Book review: The Book of Negroes

Canadian author Lawrence Hill’s novel The Book of Negroes is an enlightening work that documents the journey of a young girl sold into slavery after being abducted from her village in West Africa.

With the riots and racial tensions that have recently occurred in Ferguson and throughout the United States, this novel clearly addresses themes still relevant in today’s society.

Hill titled his novel after a document kept during the American Revolutionary War.

The Book of Negroes was a document that listed the names of African-American slaves that escaped to the British lines during the American Revolution; all those listed on the document were later sent to Nova Scotia as free individuals. Although the novel is fictional, it’s based on historical events, and the aforementioned document plays a pivotal role in the plot.

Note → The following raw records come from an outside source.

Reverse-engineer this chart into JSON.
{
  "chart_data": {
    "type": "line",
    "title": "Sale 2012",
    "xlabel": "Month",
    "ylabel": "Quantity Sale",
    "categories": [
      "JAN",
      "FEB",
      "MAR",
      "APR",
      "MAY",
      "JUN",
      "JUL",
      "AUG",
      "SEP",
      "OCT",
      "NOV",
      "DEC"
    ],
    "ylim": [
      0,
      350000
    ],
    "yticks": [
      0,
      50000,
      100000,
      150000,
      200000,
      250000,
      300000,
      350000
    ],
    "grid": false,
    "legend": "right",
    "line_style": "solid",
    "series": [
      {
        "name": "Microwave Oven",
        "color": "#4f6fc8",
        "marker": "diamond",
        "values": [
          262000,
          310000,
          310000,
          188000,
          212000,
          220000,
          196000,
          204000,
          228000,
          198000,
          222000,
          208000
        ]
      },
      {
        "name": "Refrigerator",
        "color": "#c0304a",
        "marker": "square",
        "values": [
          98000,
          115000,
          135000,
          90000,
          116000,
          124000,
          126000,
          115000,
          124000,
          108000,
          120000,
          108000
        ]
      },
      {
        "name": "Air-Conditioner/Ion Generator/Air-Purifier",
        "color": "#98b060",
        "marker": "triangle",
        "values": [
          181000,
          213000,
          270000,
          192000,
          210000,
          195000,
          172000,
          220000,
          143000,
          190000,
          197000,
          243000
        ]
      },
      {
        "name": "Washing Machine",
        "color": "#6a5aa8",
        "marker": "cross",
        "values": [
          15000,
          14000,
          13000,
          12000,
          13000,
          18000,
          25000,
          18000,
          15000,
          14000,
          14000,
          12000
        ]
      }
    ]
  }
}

The novel begins by providing a detailed view into the life of Aminata Diallo and her western African village, Bayo. Set in the early 19th century, the beautiful setting and strong sense of community Aminata is exposed to throughout her youth only furthers the heartbreak readers experience as the peaceful image is shattered by the horrific historic events of the slave trade.

Aminata’s tale begins by taking readers on a long and gruelling journey across the Atlantic Ocean to South Carolina, where the harsh realities of the time become evident through the young girl’s devastating experience. The story of Aminata spans a large period of time, describing both her experience as a young girl in the slave trade and as an old woman working with abolitionists to end the very system that had taken hold of her life.

Readers can’t help but become captivated by the heart-wrenching and courageous story of Aminata, whose ability to learn and speak multiple languages, along with her knowledge of delivering babies, aids in her survival.

The Book of Negroes is an intricate and well-written tale that touches upon themes of loss, perseverance and courage. Hill creates a large variety of characters that play strong roles throughout the novel, furthering the plot and emotional experience of readers. Despite the novel’s heavy content, the simple language and descriptive style of writing makes it an easy read; it isn’t difficult to lose yourself in the pages of Aminata’s tale.

Overall, The Book of Negroes is an exceptionally written and captivating novel. Not only is it a great read, but it’s also eye-opening and particularly relevant to current events.